Le dernier mot pourrait appartenir à l'amitié entre les sexes. Il convient en effet de faire un sort aux essais retirés, au fait même de leur retrait, au motif de leur frivolité. Nous avons déjà eu l'occasion de soutenir que la distribution de trois types de rapports au monde, à la fin du texte De l'étude de l'histoire, savoir l'engagement excessif de l'homme d'affaires, la curiosité bien tempérée de l'historien et le retrait distant du philosophe avaient, outre leur portée critique, une relation directe à la personne de Hume, à son style et particulièrement au style mis en oeuvre dans ce petit essai66. L'insistance à " plaisanter " les femmes peut ainsi être interprétée comme l'effet d'un certain genre de " curiosité ", bien trivial mais connu de Hume et analysé par lui67, genre que l'on peut placer aux côtés des curiosités historique et philosophique dont il a été le sujet.
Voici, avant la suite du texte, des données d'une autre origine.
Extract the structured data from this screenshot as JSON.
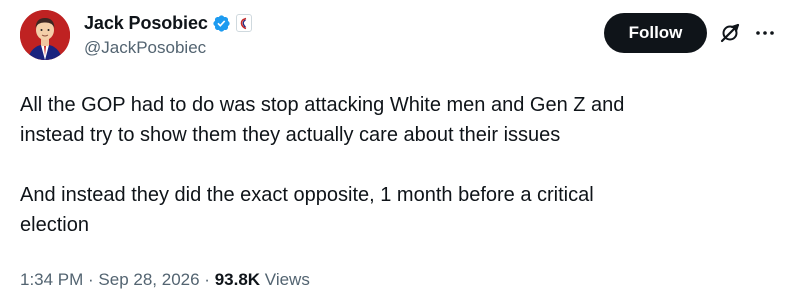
{
  "author": {
    "display_name": "Jack Posobiec",
    "handle": "@JackPosobiec",
    "verified": true
  },
  "actions": {
    "follow_label": "Follow",
    "grok_icon": "grok-icon",
    "more_icon": "more-icon"
  },
  "tweet": {
    "text": "All the GOP had to do was stop attacking White men and Gen Z and\ninstead try to show them they actually care about their issues\n\nAnd instead they did the exact opposite, 1 month before a critical\nelection",
    "time": "1:34 PM",
    "separator": " · ",
    "date": "Sep 28, 2026",
    "views_count": "93.8K",
    "views_label": "Views"
  },
  "colors": {
    "text_primary": "#0f1419",
    "text_secondary": "#536471",
    "verified_blue": "#1d9bf0",
    "button_bg": "#0f1419"
  }
}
D'un certain côté, et si l'on nous permet cette remarque, voilà une application de la maxime bien connue de l'Enquête sur l'entendement humain :

" Soyez philosophe : mais que toute votre philosophie ne vous empêche pas de rester homme68. "

Le retrait n'a, en vérité, d'autre sens que d'éliminer de l'oeuvre, finalement soutenue pour un lectorat en grande partie féminin, ces façons de faire qui sont au mieux " frivoles ", en réalité parfois " grossières " et le plus souvent teintées de ce que l'on appelle aujourd'hui sexisme, lors même que Hume n'a jamais retiré, mais seulement légèrement modifié, la célèbre note raciste de l'essai sur Les caractères nationaux69.

Si l'on considère, ensuite, le détail des textes en question, et s'il n'y a nul doute que ce qu'écrit le philosophe correspond à ce qu'il pense (puisqu'il le dit aussi en des textes maintenus), cette observation doit être d'abord tempérée par la prise en compte d'une sorte de " paiement " de la dette ainsi contractée par une protestation d'égalitarisme (le plus souvent), la conciliation des points de vue ou l'avantage reconnu aux dames (par exemple aux femmes savantes). Il n'y a aucune raison de ne pas lui accorder aussi le profit de le penser également sincère sur ces points. Peut-être que le fond de l'affaire est révélé par la conclusion de l'essai (maintenu) De la polygamie et des divorces, dans lequel, après avoir pris à maintes reprises le parti des hommes, le philosophe se range dans celui de l'amitié, entendue comme le meilleur ciment des couples. La liberté sexuelle, nous le savons de Hume, doit être contrainte, au détriment du plaisir sans doute : mais le plaisir est-il le but ?

" [Deuxièmement], s'il est vrai que le coeur humain raffole naturellement de la liberté et déteste tout ce à quoi on l'oblige, il n'est pas moins vrai qu'il se soumet tout aussi naturellement à la nécessité, et perd bien vite les inclinations qu'il lui est absolument impossible de satisfaire. Ces principes de la nature humaine, direz-vous, sont contradictoires : mais l'homme est-il autre chose qu'un noeud de contradictions ? [...] L'amour est une passion impatiente et inquiète, capricieuse et changeante [...]. Mais l'amitié est une affection calme et posée, menée par la raison et cimentée par l'habitude [...]70 "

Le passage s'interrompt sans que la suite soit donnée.